In April 2006, businessman Donald Trump was introduced to Jim Herman, the assistant golf pro at Trump's swanky country club in Bedminster, N.J., over a round of golf. By the end, Trump was impressed enough with Herman's game to pull out his checkbook and give him some seed money to revive a playing career that had stalled on countless mini-tours during Herman's mid-20s.
Trump told Herman: "What are you doing folding shirts and giving lessons here at my club?" the latter recalled to the New York Post last year. "I've played with PGA Tour players, and you're just as good as them."
A decade leader, Trump is pursuing the Republican presidential nomination, and Herman, at age 38, is a first-time participant in this week's Masters, having notched his first PGA Tour victory Sunday at the Houston Open to claim the final spot. After Herman clinched the victory — and with it a payday of $1.224 million, presumably enough to pay back his famous benefactor — Trump himself was among the first to tweet his congratulations.
"I don't know what it is — when I play with him, I usually play pretty well," Herman said Monday, reflecting on his relationship with Trump, with whom he played golf as recently as two weeks ago. "But yeah, he's been a big supporter of mine . . . He's doing great in what's he's doing now, and we'll see how far that goes."
Herman didn't say Monday if he planned to repay Trump, but he has carried his logo on his bag and shirts.
"He's really good for golf," Herman said. "He loves golf and he's really good for the game."
Herman was frank in discussing why it has taken him so long to make it on the PGA Tour and to play in the Masters. Herman said he was good enough to make it on the Tour, he just wasn't good enough to stay there because his short game and mental approach weren't good enough. Indeed, until Sunday, he was the classic journeyman — ranked 191st in the world, having failed to win in any of his previous 105 starts since obtaining his Tour card in 2011. A chip-in for par on the 16th hole Sunday and a pair of closing pars gave him a one-shot victory over Henrik Stenson, earning both the Masters invite — and perhaps more importantly for Herman — a two-year PGA Tour exemption.

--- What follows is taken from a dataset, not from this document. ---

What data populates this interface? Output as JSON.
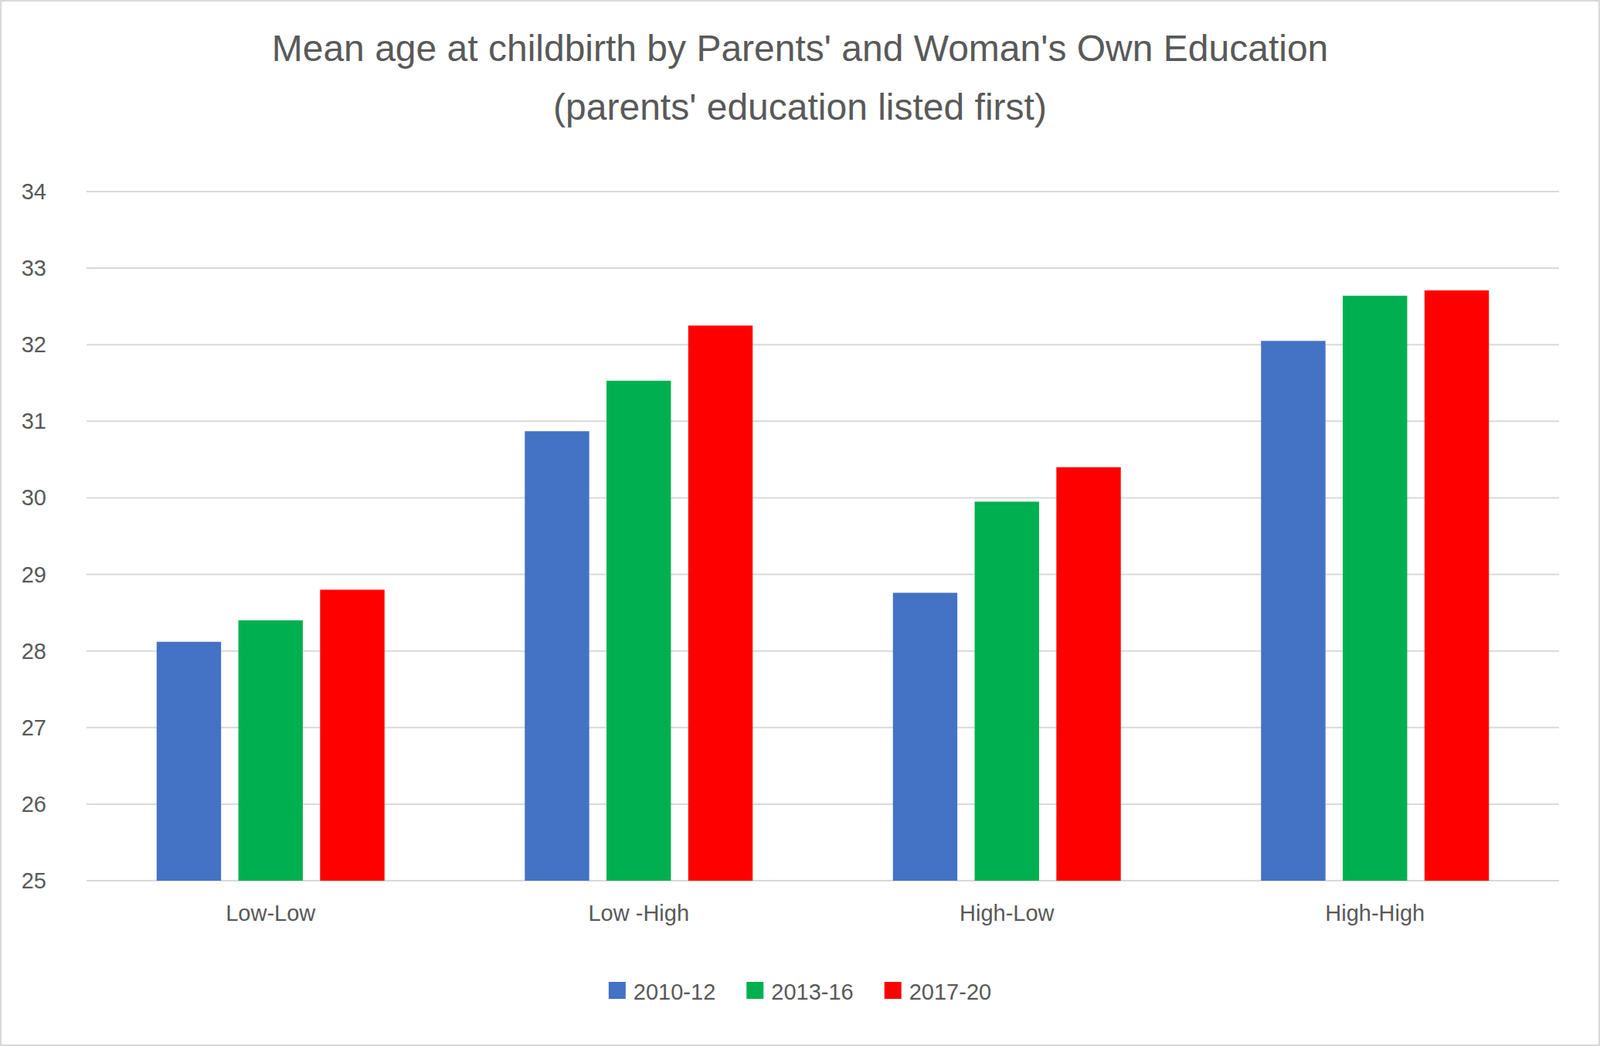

Instead of flying home that night to Florida, where he planned on driving his daughter to school in Palm City on Monday morning, he came to Augusta to get ready for this week's tournament. The rest of his family planned to join him.
"I feel like maybe I'm going to wake up," Herman said, "and (it's) still going to be Saturday night going into the final round (at Houston) and I haven't done it yet. But I don't think that's happening. I think we're here."